День прошел в дреме. Ничто не парушало ее покоя. Только к вечеру где-то далеко-далеко, наверное за рекой, она слышала лай собак и несколько выстрелов. Это по первой пороше охотники гоняли зайцев.

-

С наступлением сумерек волчица вылезла из оврага. Как всегда осмотрела все вокруг. Было темно и морозно. Ветер иногда подхватывал рыхлый снег и струйками гнал его в балки и к зарослям бурьяна.

На дороге ей попался свежий след зайца: косой торопился на зеленя. Ее путь совпадал с тропой зайца, и она затрусила до поворота в балку. А здесь резко остановилась и принюхалась. Трехлапая медленно приблизилась к месту, где чернел на снегу столбик, и поняла, что тут прошли ее сородичи. Черный столбик источал запах матерого. Она покружилась вокруг и только теперь сообразила, почему сметнулся заяц: косого напугали волки. Волчица остановилась в раздумье — куда идти? На кормежку или по тропе зверей? Это замешательство длилось недолго, и она решительно кинулась вдогонку стае.
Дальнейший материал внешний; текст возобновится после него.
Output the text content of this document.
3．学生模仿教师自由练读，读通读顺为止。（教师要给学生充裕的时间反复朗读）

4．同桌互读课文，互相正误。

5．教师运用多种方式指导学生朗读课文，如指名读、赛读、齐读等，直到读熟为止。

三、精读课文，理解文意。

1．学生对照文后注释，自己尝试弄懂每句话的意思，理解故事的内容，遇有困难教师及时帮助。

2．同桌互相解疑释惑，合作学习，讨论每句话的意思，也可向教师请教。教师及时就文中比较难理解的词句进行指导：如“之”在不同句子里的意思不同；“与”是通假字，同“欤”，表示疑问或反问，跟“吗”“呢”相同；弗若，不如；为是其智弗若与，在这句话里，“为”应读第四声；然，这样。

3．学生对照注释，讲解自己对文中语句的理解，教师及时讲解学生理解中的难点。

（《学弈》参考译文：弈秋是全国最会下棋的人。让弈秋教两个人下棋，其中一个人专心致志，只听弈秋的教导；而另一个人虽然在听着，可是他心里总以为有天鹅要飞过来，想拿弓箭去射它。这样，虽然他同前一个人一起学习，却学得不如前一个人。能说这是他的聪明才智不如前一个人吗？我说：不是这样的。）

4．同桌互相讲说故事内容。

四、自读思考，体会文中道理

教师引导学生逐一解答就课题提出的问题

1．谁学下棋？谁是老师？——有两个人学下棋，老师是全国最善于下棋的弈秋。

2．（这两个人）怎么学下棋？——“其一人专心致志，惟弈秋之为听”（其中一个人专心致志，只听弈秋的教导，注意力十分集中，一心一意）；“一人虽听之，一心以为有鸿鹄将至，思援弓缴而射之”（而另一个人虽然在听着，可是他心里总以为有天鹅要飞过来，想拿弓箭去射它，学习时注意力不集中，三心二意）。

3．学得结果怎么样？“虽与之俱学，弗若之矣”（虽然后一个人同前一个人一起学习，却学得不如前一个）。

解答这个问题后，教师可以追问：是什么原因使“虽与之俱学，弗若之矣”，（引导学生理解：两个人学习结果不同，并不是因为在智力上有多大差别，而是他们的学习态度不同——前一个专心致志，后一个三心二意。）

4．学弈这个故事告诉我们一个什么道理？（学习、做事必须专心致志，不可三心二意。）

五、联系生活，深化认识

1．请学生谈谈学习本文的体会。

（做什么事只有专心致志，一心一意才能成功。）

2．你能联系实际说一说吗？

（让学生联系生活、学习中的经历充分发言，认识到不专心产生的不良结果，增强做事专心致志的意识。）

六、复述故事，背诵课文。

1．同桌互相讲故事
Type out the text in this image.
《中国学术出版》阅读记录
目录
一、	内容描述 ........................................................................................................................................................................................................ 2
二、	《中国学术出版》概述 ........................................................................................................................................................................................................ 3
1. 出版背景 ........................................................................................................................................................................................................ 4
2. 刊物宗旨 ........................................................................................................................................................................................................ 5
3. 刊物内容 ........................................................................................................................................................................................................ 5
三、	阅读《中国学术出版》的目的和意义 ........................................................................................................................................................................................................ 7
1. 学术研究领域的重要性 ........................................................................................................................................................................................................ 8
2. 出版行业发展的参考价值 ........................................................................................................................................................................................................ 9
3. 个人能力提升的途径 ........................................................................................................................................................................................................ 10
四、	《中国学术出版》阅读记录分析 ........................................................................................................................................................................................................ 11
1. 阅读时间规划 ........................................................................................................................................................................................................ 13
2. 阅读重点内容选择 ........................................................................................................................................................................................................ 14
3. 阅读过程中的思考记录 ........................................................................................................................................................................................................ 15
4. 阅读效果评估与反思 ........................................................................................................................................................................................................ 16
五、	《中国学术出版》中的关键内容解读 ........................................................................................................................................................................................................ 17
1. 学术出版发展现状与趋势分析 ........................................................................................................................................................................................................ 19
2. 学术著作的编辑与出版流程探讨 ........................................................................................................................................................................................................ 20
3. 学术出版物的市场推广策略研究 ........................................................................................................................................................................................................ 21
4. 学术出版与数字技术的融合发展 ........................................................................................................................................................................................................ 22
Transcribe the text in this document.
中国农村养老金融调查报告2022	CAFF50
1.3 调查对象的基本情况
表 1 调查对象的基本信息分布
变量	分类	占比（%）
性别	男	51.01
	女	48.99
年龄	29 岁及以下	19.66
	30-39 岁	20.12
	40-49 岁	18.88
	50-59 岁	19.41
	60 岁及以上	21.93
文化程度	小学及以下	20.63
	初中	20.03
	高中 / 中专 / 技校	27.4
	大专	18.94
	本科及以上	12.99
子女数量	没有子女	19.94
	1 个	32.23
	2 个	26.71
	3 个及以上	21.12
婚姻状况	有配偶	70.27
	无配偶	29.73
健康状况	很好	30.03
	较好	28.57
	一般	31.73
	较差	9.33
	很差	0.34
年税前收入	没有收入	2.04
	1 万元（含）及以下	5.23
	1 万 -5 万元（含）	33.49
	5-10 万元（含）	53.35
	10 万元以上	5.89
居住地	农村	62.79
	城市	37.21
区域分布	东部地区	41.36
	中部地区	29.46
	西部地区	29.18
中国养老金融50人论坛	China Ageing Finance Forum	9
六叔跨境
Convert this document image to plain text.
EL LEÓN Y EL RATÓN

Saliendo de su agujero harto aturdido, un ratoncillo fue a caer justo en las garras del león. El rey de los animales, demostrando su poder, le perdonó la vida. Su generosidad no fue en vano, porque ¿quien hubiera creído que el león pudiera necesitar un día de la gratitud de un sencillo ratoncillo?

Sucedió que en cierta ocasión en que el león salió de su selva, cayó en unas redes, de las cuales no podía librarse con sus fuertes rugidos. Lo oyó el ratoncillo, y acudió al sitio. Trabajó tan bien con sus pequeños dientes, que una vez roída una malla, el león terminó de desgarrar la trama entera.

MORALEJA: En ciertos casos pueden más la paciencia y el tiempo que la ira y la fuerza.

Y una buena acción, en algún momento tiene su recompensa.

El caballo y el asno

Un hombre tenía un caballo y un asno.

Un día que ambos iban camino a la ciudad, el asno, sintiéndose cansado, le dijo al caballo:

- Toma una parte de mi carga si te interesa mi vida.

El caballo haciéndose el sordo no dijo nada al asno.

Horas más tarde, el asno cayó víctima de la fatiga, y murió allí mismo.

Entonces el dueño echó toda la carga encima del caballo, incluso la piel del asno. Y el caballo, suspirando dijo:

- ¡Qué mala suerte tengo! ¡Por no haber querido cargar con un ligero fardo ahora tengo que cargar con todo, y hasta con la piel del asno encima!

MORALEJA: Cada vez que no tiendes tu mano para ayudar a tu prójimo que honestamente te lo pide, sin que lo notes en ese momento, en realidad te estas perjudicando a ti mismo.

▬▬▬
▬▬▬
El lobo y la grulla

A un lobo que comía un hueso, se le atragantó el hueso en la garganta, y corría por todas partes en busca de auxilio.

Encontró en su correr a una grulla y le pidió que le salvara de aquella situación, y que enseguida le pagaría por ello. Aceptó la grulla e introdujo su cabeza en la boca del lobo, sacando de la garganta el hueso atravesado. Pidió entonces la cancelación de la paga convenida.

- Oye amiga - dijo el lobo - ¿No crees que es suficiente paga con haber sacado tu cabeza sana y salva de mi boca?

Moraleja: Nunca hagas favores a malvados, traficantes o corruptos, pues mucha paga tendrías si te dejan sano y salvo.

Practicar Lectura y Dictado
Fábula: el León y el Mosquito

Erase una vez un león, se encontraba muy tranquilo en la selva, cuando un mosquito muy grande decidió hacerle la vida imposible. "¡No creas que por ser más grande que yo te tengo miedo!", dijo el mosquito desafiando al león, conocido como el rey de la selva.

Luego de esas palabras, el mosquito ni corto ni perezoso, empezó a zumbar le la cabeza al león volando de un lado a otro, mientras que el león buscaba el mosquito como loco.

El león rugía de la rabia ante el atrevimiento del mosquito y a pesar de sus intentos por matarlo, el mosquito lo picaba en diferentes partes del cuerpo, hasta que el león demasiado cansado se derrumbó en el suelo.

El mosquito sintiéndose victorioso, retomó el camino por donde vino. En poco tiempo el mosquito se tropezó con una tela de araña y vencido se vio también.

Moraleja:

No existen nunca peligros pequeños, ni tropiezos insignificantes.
Звери торопились. Они миновали устье оврага, спустились с кручи на лед реки и очутились на отлогом берегу, поросшем молодыми тополями и вербами. Здесь стая разбилась. Два зверя по следам человека ушли в глубь зарослей, а два других, разойдясь, улеглись на тропках заячьего следа. Волчица поняла, что волки охотились за русаками. Она обогнула засаду по льду реки и на высоком берегу подала голос. Лес молчал. Волчица прислушалась. Потом еще раз пронесся над застывшей рекой и притаившимся лесом тоскующий голос. Ей отозвались. По голосам она определила, что выли кроме матерого три переярка. Самки не было, а может, она молчала? Волчица быстро спустилась с крутояра. Она не представляла, как ее примет стая. Напрямик ломилась через заросли мелкого терновника, изредка останавливалась.

За лесом чуть забелело небо: выбирался поздний месяц. Матерый выкатился большим темным комом на середину поляны и остановился. Это был старый, мощный зверь. На опушке чернели три других волка. Стояли и не шевелились. Волчица, припадая к земле, медленно подошла к матерому. Тот оскалил зубы, издал грозный, но тихий рык. Волчица легла на снег. Матерый подскочил к ней, готовый наброситься, но она завалилась на бок, обнажив незащищенный живот. Волк обошел ее кругом, обнюхал и, поняв, что перед ним самка, успокоился. Она встала и пошла следом. Один из переярков бросился на нее и больно укусил за плечо, но матерый с яростью накинулся на обидчика и задал ему такую трепку, что тот еще долго поскуливал и зализывал раны. Волчица ликовала. Матерый признал ее.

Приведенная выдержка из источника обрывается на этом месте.